India’s two-wheeler market is the world’s largest (22 million annual sales), but electric penetration is scooter-heavy: 95% of e-two-wheelers are scooters, with motorcycles at a mere 5% (around 50,000 units in 2025). Reasons include limited models (e.g., Revolt RV400, Tork Kratos), range anxiety (150-200 km typical), and high costs (₹1.5-2.5 lakh vs. ₹1-1.5 lakh for ICE). Yet, opportunities abound: Urban commuters seek efficient, low-maintenance bikes; premium segments crave performance EVs with 300+ km range.
Niti Aayog’s engagements, as reported in recent policy discussions, involve automakers, battery suppliers, and states to map a roadmap. Proposals include motorcycle-specific PLI extensions, subsidized charging for high-speed bikes, and R&D for swappable batteries. With FAME-II winding down, a new scheme could target 10-20% e-motorcycle penetration by 2030, creating 1-2 lakh jobs and cutting urban emissions by 5-10%.
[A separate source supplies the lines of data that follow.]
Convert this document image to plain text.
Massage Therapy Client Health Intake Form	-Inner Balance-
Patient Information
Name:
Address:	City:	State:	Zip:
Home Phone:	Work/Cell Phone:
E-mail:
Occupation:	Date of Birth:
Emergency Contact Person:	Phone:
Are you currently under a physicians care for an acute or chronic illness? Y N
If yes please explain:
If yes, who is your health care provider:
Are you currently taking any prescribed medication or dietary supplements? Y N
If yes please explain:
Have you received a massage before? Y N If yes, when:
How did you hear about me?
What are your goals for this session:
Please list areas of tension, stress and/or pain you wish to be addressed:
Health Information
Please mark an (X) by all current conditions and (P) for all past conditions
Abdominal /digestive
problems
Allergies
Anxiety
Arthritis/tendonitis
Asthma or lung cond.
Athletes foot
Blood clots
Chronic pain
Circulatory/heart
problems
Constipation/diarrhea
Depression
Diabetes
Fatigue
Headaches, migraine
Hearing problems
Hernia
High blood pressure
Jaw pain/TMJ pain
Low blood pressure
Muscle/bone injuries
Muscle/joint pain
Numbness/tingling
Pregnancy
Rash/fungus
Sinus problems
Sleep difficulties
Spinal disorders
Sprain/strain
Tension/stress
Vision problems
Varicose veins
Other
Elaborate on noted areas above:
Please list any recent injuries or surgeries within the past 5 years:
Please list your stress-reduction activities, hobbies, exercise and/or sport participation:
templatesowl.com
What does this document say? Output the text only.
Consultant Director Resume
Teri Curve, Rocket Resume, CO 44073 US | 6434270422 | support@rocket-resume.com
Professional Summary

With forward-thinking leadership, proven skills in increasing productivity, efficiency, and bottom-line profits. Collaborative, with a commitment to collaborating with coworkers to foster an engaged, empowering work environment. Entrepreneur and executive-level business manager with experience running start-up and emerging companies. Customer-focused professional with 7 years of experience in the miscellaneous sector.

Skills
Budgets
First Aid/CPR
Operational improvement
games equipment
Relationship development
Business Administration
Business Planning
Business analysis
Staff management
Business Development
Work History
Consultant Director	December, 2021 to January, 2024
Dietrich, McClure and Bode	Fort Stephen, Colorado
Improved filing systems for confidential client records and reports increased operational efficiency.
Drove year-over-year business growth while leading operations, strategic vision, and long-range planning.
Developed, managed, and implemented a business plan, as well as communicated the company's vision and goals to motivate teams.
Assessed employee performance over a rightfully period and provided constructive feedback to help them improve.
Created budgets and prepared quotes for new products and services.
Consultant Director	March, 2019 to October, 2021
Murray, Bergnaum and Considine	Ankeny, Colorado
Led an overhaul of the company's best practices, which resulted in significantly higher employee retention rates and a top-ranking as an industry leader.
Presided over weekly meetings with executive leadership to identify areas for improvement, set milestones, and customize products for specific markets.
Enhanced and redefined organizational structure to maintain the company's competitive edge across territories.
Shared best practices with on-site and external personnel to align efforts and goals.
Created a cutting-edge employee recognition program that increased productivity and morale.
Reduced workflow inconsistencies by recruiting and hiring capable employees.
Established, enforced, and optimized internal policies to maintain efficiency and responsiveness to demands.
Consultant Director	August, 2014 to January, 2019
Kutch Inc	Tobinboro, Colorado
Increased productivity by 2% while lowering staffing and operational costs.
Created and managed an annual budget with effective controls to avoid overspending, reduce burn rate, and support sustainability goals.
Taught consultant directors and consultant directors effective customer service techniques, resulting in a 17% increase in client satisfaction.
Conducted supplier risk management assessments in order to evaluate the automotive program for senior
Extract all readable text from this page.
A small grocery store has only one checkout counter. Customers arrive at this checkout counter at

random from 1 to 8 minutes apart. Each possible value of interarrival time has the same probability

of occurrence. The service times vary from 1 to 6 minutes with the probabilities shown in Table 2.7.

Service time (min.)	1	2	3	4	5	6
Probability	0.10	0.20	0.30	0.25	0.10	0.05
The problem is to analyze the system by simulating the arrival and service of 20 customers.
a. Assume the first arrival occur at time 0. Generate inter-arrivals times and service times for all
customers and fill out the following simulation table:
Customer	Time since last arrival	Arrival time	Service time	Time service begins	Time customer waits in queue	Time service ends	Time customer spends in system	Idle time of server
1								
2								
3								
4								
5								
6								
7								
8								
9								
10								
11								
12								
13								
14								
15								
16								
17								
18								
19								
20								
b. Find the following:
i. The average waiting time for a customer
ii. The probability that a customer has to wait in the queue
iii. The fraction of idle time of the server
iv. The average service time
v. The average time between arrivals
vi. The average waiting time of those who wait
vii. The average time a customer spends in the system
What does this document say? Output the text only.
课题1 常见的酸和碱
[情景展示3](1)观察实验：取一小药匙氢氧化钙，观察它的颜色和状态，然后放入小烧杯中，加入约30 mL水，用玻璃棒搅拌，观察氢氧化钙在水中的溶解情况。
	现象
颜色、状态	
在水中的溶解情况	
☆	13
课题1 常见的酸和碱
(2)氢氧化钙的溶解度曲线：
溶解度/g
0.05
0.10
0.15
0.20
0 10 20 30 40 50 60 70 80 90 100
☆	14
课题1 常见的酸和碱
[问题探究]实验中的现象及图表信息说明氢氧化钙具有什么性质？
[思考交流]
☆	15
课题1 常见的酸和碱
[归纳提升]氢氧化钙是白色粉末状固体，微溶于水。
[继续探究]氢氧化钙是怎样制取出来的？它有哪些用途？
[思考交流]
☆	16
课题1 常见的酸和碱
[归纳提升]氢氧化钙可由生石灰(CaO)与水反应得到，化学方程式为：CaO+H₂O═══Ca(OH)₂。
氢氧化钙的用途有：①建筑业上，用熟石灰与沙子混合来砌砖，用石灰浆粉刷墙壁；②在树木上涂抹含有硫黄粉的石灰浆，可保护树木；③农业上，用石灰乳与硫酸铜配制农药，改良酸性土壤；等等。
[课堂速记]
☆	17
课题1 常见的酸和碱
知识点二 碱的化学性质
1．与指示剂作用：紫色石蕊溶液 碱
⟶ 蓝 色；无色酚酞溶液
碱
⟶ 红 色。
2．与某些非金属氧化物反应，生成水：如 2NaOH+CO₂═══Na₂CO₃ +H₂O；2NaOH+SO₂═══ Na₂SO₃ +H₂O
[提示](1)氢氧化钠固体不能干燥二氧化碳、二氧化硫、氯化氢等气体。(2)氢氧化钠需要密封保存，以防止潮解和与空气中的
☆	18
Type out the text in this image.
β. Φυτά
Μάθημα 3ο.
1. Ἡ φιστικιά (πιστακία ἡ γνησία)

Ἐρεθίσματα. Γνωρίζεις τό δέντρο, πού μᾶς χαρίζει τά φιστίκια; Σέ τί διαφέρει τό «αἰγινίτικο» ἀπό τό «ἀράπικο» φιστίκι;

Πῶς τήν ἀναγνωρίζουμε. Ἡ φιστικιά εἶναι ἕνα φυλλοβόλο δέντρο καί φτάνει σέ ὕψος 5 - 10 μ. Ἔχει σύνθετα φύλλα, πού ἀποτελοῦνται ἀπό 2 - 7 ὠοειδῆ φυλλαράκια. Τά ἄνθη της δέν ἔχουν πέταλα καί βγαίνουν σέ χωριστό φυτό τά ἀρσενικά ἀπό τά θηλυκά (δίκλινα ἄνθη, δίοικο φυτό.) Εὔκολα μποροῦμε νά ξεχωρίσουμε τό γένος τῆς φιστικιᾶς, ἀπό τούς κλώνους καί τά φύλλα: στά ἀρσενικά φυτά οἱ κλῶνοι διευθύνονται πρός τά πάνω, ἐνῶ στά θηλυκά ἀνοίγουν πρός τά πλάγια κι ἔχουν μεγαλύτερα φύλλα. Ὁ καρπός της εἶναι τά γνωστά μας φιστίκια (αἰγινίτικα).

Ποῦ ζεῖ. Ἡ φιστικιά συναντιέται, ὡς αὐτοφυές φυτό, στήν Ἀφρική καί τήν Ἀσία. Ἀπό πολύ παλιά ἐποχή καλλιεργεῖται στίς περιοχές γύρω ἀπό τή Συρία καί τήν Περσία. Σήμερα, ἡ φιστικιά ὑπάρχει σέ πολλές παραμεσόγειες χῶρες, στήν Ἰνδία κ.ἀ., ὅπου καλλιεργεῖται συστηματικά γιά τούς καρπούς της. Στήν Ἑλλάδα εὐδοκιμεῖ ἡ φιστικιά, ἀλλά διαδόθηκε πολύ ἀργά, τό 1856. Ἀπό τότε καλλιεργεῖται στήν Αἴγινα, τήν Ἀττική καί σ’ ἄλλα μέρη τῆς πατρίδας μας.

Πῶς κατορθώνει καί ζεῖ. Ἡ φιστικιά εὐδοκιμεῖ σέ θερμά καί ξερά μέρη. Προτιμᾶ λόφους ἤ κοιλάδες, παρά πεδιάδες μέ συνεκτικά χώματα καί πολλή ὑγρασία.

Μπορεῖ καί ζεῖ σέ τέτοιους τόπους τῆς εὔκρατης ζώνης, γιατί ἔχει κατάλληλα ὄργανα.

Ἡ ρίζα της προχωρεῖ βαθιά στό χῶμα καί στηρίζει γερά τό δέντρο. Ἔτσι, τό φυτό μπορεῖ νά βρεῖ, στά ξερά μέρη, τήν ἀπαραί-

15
Despite progress—EV sales up 40% YoY in 2025—hurdles persist: Infrastructure gaps (only 10,000 PCS vs. needed 50,000), battery supply chains, and consumer awareness. For motorcycles, highway-focused riders need fast-charging (DC 30-60 kW) and robust designs. Niti Aayog’s efforts could yield a dedicated incentive package by early 2026, preventing a post-FAME slump.